In this paper, the  S C  transformation is proposed where  S  is a grayscale image and  C  is a vector in a new space, which is denominated texture space. Essentially, the transformation consists of representing the image  S  through a series of radius vectors in the texture space, with each radius vector a texture unit  T , and this is calculated by solving a homogeneous equation system. Afterward, the vector  C  is calculated by the sum of all of the radius vectors and, subsequently, all of the local texture characteristics of the image under study are considered in it. Its direction and magnitude are in agreement with the randomness in the digital image and, for each image  S c , a unique vector  C c  is generated. Additionally, a multiclass classifier is proposed and applied within the texture space where the vector  C c  is employed as a characteristics vector, demonstrating its potential application for image classification. Based on these results, the following points are worth mentioning:
  • The image  S  is fully characterized in the transformation  S C , where the texture space is represented by the texture vector  C . The new transformation can be termed Vectorial Image Representation on the Texture Space (VIR-TS) because, in the image transformation, the image  S  comes to be represented by the vector  C .
  • Due to the irregular nature of the light source and the noise during the photodetection process, the image  S  is considered a field of randomness; consequently, a unique vector  C  is generated for each digital image (see Table 1).
  • The vector  C  withholds all local texture characteristics of the image under study, given that the vector is calculated by the sum of all of the radius vectors, where a radius vector is defined as texture unit  T .
  • The texture unit  T  possesses a vectorial character because it is calculated by solving a homogeneous equation system of  3 × 3 .
  • The texture vector  C  can be employed as a characteristics vector in classifiers with a high efficiency (see Table 3 and Table 4).
  • The value  λ  employed for the solution of the homogeneous equation system does not affect the results of the image recognition.
  • The  S C  transformation has a potential application in the development of artificial vision systems focused on the recognition of digital images.
  • In the experimental work, the number of classes does not affect the results of the classification efficiency, given that each digital image is represented by its own vector  C  in the texture space (see point 2).
  • Because medical images contain local textural features that can be extracted through local analysis [3,4,26,27], and knowing that the technique reported in this work also extracts texture features based on local analysis, then the VIR-TS transform and the classifier described in Section 2.3 can be applied in medical image recognition.
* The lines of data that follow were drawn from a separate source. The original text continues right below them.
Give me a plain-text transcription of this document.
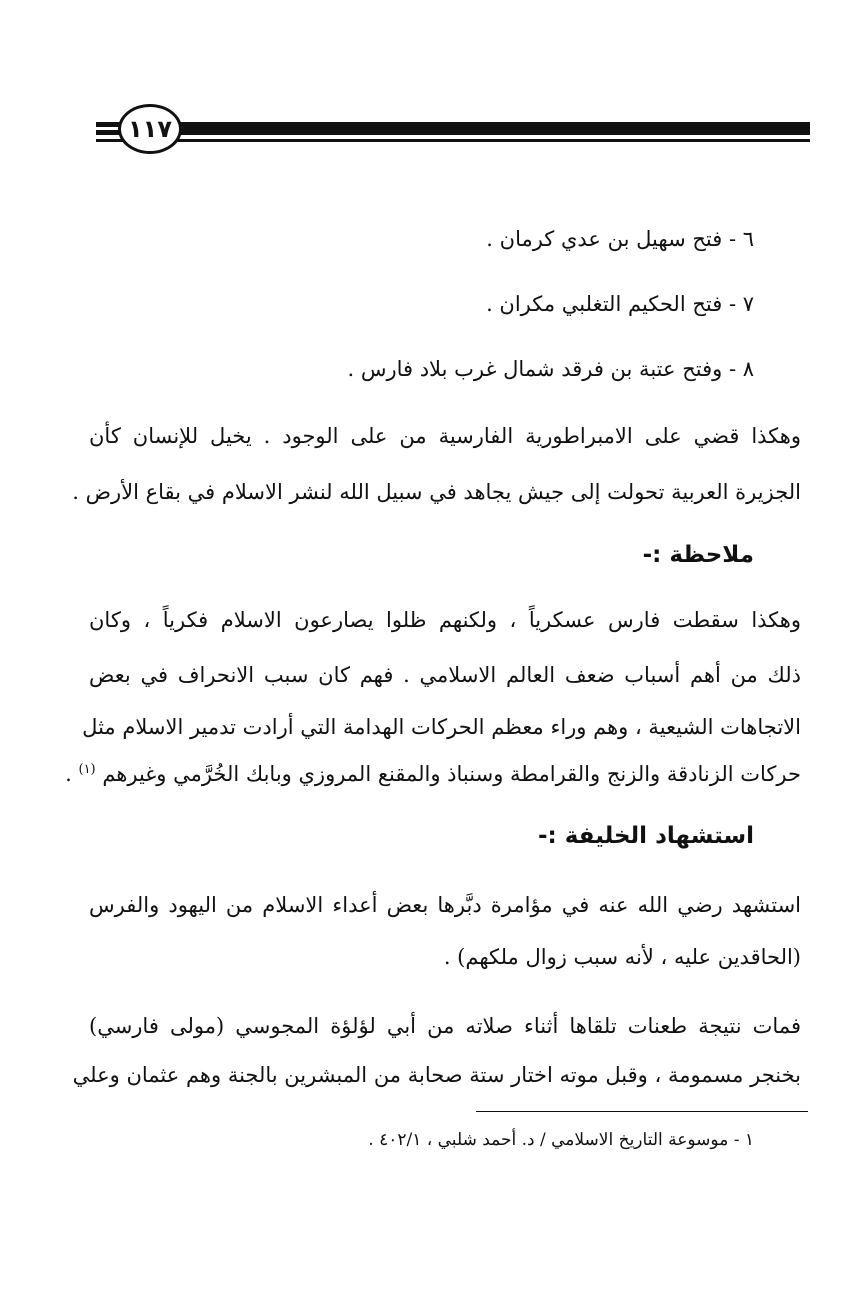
١١٧

٦ - فتح سهيل بن عدي كرمان .

٧ - فتح الحكيم التغلبي مكران .

٨ - وفتح عتبة بن فرقد شمال غرب بلاد فارس .

وهكذا قضي على الامبراطورية الفارسية من على الوجود . يخيل للإنسان كأن

الجزيرة العربية تحولت إلى جيش يجاهد في سبيل الله لنشر الاسلام في بقاع الأرض .

ملاحظة :-

وهكذا سقطت فارس عسكرياً ، ولكنهم ظلوا يصارعون الاسلام فكرياً ، وكان

ذلك من أهم أسباب ضعف العالم الاسلامي . فهم كان سبب الانحراف في بعض

الاتجاهات الشيعية ، وهم وراء معظم الحركات الهدامة التي أرادت تدمير الاسلام مثل

حركات الزنادقة والزنج والقرامطة وسنباذ والمقنع المروزي وبابك الخُرَّمي وغيرهم $^{(١)}$ .

استشهاد الخليفة :-

استشهد رضي الله عنه في مؤامرة دبَّرها بعض أعداء الاسلام من اليهود والفرس

(الحاقدين عليه ، لأنه سبب زوال ملكهم) .

فمات نتيجة طعنات تلقاها أثناء صلاته من أبي لؤلؤة المجوسي (مولى فارسي)

بخنجر مسمومة ، وقبل موته اختار ستة صحابة من المبشرين بالجنة وهم عثمان وعلي

١ - موسوعة التاريخ الاسلامي / د. أحمد شلبي ، ٤٠٢/١ .
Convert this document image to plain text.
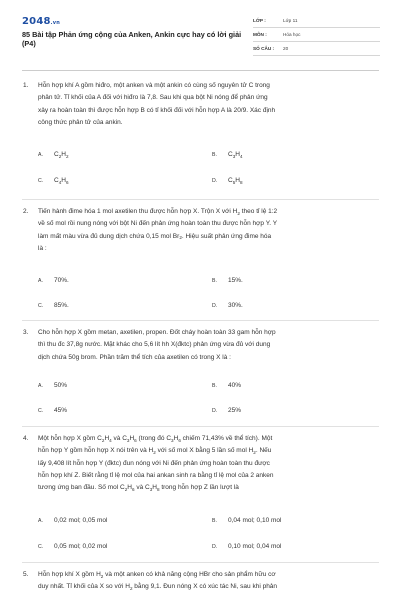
2048.vn
85 Bài tập Phản ứng cộng của Anken, Ankin cực hay có lời giải (P4)
LỚP :	Lớp 11
MÔN :	Hóa học
SỐ CÂU :	20
1. Hỗn hợp khí A gồm hiđro, một anken và một ankin có cùng số nguyên tử C trong
phân tử. Tỉ khối của A đối với hiđro là 7,8. Sau khi qua bột Ni nóng để phản ứng
xảy ra hoàn toàn thì được hỗn hợp B có tỉ khối đối với hỗn hợp A là 20/9. Xác định
công thức phân tử của ankin.
A. $C_2H_2$	B. $C_3H_4$
C. $C_4H_6$	D. $C_5H_8$
2. Tiến hành đime hóa 1 mol axetilen thu được hỗn hợp X. Trộn X với $H_2$ theo tỉ lệ 1:2
về số mol rồi nung nóng với bột Ni đến phản ứng hoàn toàn thu được hỗn hợp Y. Y
làm mất màu vừa đủ dung dịch chứa 0,15 mol $Br_2$. Hiệu suất phản ứng đime hóa
là :
A. 70%.	B. 15%.
C. 85%.	D. 30%.
3. Cho hỗn hợp X gồm metan, axetilen, propen. Đốt cháy hoàn toàn 33 gam hỗn hợp
thì thu đc 37,8g nước. Mặt khác cho 5,6 lít hh X(đktc) phản ứng vừa đủ với dung
dịch chứa 50g brom. Phần trăm thể tích của axetilen có trong X là :
A. 50%	B. 40%
C. 45%	D. 25%
4. Một hỗn hợp X gồm $C_2H_4$ và $C_3H_6$ (trong đó $C_3H_6$ chiếm 71,43% về thể tích). Một
hỗn hợp Y gồm hỗn hợp X nói trên và $H_2$ với số mol X bằng 5 lần số mol $H_2$. Nếu
lấy 9,408 lít hỗn hợp Y (đktc) đun nóng với Ni đến phản ứng hoàn toàn thu được
hỗn hợp khí Z. Biết rằng tỉ lệ mol của hai ankan sinh ra bằng tỉ lệ mol của 2 anken
tương ứng ban đầu. Số mol $C_2H_6$ và $C_3H_8$ trong hỗn hợp Z lần lượt là
A. 0,02 mol; 0,05 mol	B. 0,04 mol; 0,10 mol
C. 0,05 mol; 0,02 mol	D. 0,10 mol; 0,04 mol
5. Hỗn hợp khí X gồm $H_2$ và một anken có khả năng cộng HBr cho sản phẩm hữu cơ
duy nhất. Tỉ khối của X so với $H_2$ bằng 9,1. Đun nóng X có xúc tác Ni, sau khi phản
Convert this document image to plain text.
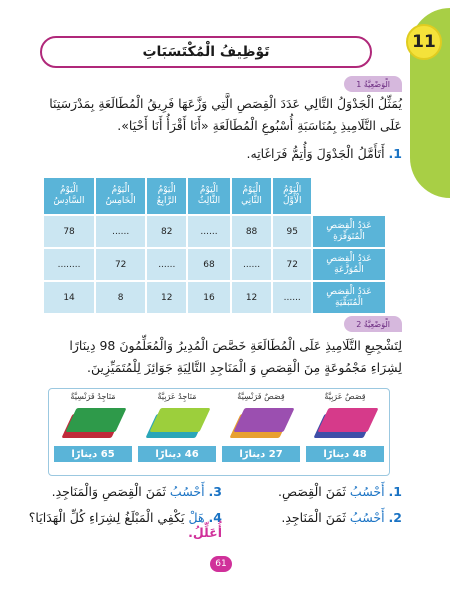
11
تَوْظِيفُ الْمُكْتَسَبَاتِ
الْوَضْعِيَّةُ 1
يُمَثِّلُ الْجَدْوَلُ التَّالِي عَدَدَ الْقِصَصِ الَّتِي وَزَّعَهَا فَرِيقُ الْمُطَالَعَةِ بِمَدْرَسَتِنَا
عَلَى التَّلَامِيذِ بِمُنَاسَبَةِ أُسْبُوعِ الْمُطَالَعَةِ «أَنَا أَقْرَأُ أَنَا أَحْيَا».
1. أَتَأَمَّلُ الْجَدْوَلَ وَأُتِمُّ فَرَاغَاتِه.
	الْيَوْمُ الْأَوَّلُ	الْيَوْمُ الثَّانِي	الْيَوْمُ الثَّالِثُ	الْيَوْمُ الرَّابِعُ	الْيَوْمُ الْخَامِسُ	الْيَوْمُ السَّادِسُ
عَدَدُ الْقِصَصِ الْمُتَوَفِّرَةِ	95	88	......	82	......	78
عَدَدُ الْقِصَصِ الْمُوَزَّعَةِ	72	......	68	......	72	........
عَدَدُ الْقِصَصِ الْمُتَبَقِّيَةِ	......	12	16	12	8	14
الْوَضْعِيَّةُ 2
لِتَشْجِيعِ التَّلَامِيذِ عَلَى الْمُطَالَعَةِ خَصَّصَ الْمُدِيرُ وَالْمُعَلِّمُونَ 98 دِينَارًا
لِشِرَاءِ مَجْمُوعَةٍ مِنَ الْقِصَصِ وَ الْمَنَاجِدِ التَّالِيَةِ جَوَائِزَ لِلْمُتَمَيِّزِينَ.
قِصَصٌ عَرَبِيَّةٌ
قِصَصٌ فَرَنْسِيَّةٌ
مَنَاجِدُ عَرَبِيَّةٌ
مَنَاجِدُ فَرَنْسِيَّةٌ
48 دينارًا
27 دينارًا
46 دينارًا
65 دينارًا
1. أَحْسُبُ ثَمَنَ الْقِصَصِ.
2. أَحْسُبُ ثَمَنَ الْمَنَاجِدِ.
3. أَحْسُبُ ثَمَنَ الْقِصَصِ وَالْمَنَاجِدِ.
4. هَلْ يَكْفِي الْمَبْلَغُ لِشِرَاءِ كُلِّ الْهَدَايَا؟ أُعَلِّلُ.
61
The benefit would be the development of medical diagnostic systems with high efficiency, easy to implement because the definition of the texture unit is based on a linear transformation and not on pattern encoding [21,28], where the overflow of physical memory of the computer is possible [29].
  • Comparing the statistical texture extraction techniques reported in reference [21] with the VIR-TS technique based on linear transformations, both texture extraction techniques are very different. In statistical techniques, the texture unit is calculated based on the encoding of discrete random patterns located on the digital image, its texture unit is considered a random event and the texture characteristics are represented through a discrete histogram. In our technique called VIR-TS, the texture unit is calculated based on a linear transformation, its texture unit is a radius vector, and the texture features are represented in a texture space through a random vector.
The Vector Image Representation on the Texture Space (VIR-TS) transformation is very different from the statistical techniques reported in reference [21]. In the VIR-TS transformation, the texture unit is a radius vector, the vector is calculated by solving a homogeneous system of equations, and its graph can be visualized in the texture space. With the transformation, the digital image S is expressed in the texture space by the random vector  C , which consists of three components,  a 1 , a 2 , a 3 , and whose addresses are  u ^ 1 , u ^ 2 , u ^ 3 . Because the image is vector-represented, image classification in texture space is performed by measuring the similarity between the prototype vectors and the test vector. Their similarity is calculated through the projection between both vectors. Finally, the test image is assigned to the most similar class. Based on the experimental work, the VIR-TS transformation has high classification efficiency because its texture feature extraction efficiency is very high. Furthermore, its implementation is very easy because the digital image is represented through a three-component random vector.
With the knowledge that our proposal has potential application in image recognition, our future lines of research will include rendering the VIR-TS transform invariant to rotation and scale; proposing the VIR-TS transform for color image classification; applying the VIR-TS transform in the recognition of biomedical images; and performing an efficiency study of classification in images with noise.

5. Conclusions

In this paper, the Vectorial Image Representation on the Texture Space (VIR-TS) transform is proposed and applied. The VIR-TS transform is based on the extraction of local texture characters in the image S and represents these through the vector  C  in the texture space. Each radius vector is a texture unit  T , which is estimated by solving a homogeneous equation system of 3 × 3. In the texture space, each image has a corresponding unique vector, given that the image is a random field of pixels. Experimentally, the vector  C  was employed as a characteristics vector in a new multiclass classifier; thus, the high efficiency of the VIR-TS transform was corroborated through the classification of tree stem digital images. The efficiency reached 100%; however, in applications under natural environments, its efficiency may be significantly less due to the noise in photodetections and the random nature of light.
The VIR-TS transform has potential application in locating missing persons and classifying medical images.

Author Contributions

J.-T.G.-B., M.J.-R. and A.G.-B. proposed the method and analysis; H.G.-B., M.-E.S.-M. and M.J.-R. generated the digital image database and the formal analysis; J.-T.G.-B., A.G.-B., J.A.-S. and M.J.-R. developed the numerical experiment; H.G.-B., A.G.-B., J.A.-S., and M.J.-R. analyzed the results. All authors have read and agreed to the published version of the manuscript.

Funding

This work received no external funding.

Institutional Review Board Statement

Not applicable.

Informed Consent Statement

Not applicable.

Data Availability Statement

The data related to the results that support our conclusions are available upon request to the authors, which can be carried out via e-mail. We will be pleased to respond.

Acknowledgments

The authors thank Mexico’s National Council of Humanity, Science, and Technology (CONAHCyT) and Guadalajara University for the support granted. This investigation was carried out following the line research “Nanostructured Semiconductors Oxides” of the academic group UDG-CA-895 and “Nanostructured Semiconductors” of C.U.C.E.I., Guadalajara University.

Conflicts of Interest

The authors declare no conflicts of interest.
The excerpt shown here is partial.